= DN factor =

Value used to determine base oil viscosity

DN factor, also called DN Value, is a number that is used to determine the correct base oil viscosity for the lubrication of various types of bearings.

It can also be used to determine if a bearing is the correct choice for use in a given application. It is a product of bearing diameter (D) and speed (N).

D = diameter (in millimeters) of the bearing in question. For most types of bearings, there are actually two required measurements: the inner diameter and outer diameter. In such cases, D = (A+B)/2, where A = inner diameter and B = outer diameter. The sum of these two values is then divided by 2 to obtain the median diameter, sometimes also called pitch diameter.

N = bearing speed.

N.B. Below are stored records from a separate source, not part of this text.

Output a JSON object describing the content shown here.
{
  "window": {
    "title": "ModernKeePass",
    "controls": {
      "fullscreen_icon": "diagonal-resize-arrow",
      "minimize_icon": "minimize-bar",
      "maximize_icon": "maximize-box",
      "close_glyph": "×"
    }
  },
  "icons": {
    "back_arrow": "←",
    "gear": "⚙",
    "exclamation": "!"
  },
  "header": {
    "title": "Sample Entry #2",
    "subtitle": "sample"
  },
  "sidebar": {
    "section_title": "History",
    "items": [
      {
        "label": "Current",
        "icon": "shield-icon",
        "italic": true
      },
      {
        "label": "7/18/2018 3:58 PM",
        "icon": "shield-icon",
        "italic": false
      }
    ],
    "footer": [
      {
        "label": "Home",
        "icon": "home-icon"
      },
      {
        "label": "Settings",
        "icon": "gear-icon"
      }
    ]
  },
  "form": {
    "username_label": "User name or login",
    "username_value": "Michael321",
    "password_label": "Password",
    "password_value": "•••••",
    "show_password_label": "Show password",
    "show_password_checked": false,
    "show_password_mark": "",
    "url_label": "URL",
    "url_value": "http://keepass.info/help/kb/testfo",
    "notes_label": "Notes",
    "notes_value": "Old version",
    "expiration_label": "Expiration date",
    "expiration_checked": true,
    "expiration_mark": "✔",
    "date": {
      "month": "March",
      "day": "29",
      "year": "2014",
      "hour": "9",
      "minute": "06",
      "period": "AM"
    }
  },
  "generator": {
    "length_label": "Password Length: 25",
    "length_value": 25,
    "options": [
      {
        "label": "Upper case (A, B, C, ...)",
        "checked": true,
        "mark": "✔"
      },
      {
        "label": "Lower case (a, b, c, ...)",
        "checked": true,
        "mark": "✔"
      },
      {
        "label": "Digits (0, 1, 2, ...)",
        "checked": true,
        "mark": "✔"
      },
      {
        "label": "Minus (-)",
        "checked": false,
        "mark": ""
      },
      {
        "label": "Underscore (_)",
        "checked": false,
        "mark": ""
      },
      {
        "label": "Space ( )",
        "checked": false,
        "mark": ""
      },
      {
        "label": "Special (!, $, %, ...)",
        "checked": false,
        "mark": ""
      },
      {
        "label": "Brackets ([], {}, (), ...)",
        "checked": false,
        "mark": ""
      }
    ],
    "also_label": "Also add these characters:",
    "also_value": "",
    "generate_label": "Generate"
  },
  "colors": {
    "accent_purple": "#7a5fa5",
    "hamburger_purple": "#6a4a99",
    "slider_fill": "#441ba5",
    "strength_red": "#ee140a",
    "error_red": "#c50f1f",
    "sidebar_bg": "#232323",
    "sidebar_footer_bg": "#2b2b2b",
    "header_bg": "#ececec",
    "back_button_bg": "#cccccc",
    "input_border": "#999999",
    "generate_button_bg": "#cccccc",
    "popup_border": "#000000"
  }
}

This is the maximum amount of revolutions per minute (RPM) that the bearing will move.

The DN factor of a bearing is obtained by multiplying the median diameter (A + B)/2 by RPM, and sometimes by a correction factor. This correction factor may vary from manufacturer to manufacturer. No consensus exists among tribologists as to a constant correction factor across manufacturers.

== Example formula==
For a single or double row cylindrical bearing, the following formula would be used to obtain the DN factor. It includes a correction factor of 2:

$DN factor = ((A+B)/2) * RPM * 2$

Where:
- A and B represent inner and outer diameters, respectively
- A and B are divided by 2 to find the median diameter
- RPM is the maximum speed of the bearing
- 2 is the correction factor for this particular (hypothetical) manufacturer

==Usage==
Once the DN factor of a bearing has been obtained, it can be used to consult grease selection charts in order to determine the correct lubricant. Viscosity must be matched to the needs of the bearing in order to obtain maximum efficiency, and to avoid lubricant runout due to overheating, which is a consequence of metal-on-metal contact, as well as the failure of grease to extract heat from the bearing system.

Viscosity is usually quantified as the kinematic viscosity or ISO grade of the grease's base oil, as per ASTM D445. This is separate from the National Lubricating Grease Institute (NLGI) consistency number, which is regarded as the standard measure of grease thickness.

Knowing the DN factor of a bearing is critical to preventing lubricant starvation, which is characterized by decreasing lubricant film thickness coupled with increased bearing speed. Starvation occurs when bearing speed (N) exceeds the ability of the lubricant to flow back into the bearing track. This phenomenon can be the cause of metal-on-metal contact, which causes rapid wear and necessitates early replacement. Jauhari shows that degree of starvation is a function of relative lubricant layer thickness for given operating conditions. He also states that "the rolling fatigue life of [a] bearing depends greatly upon the viscosity and film thickness between the rolling contact-surface [sic]."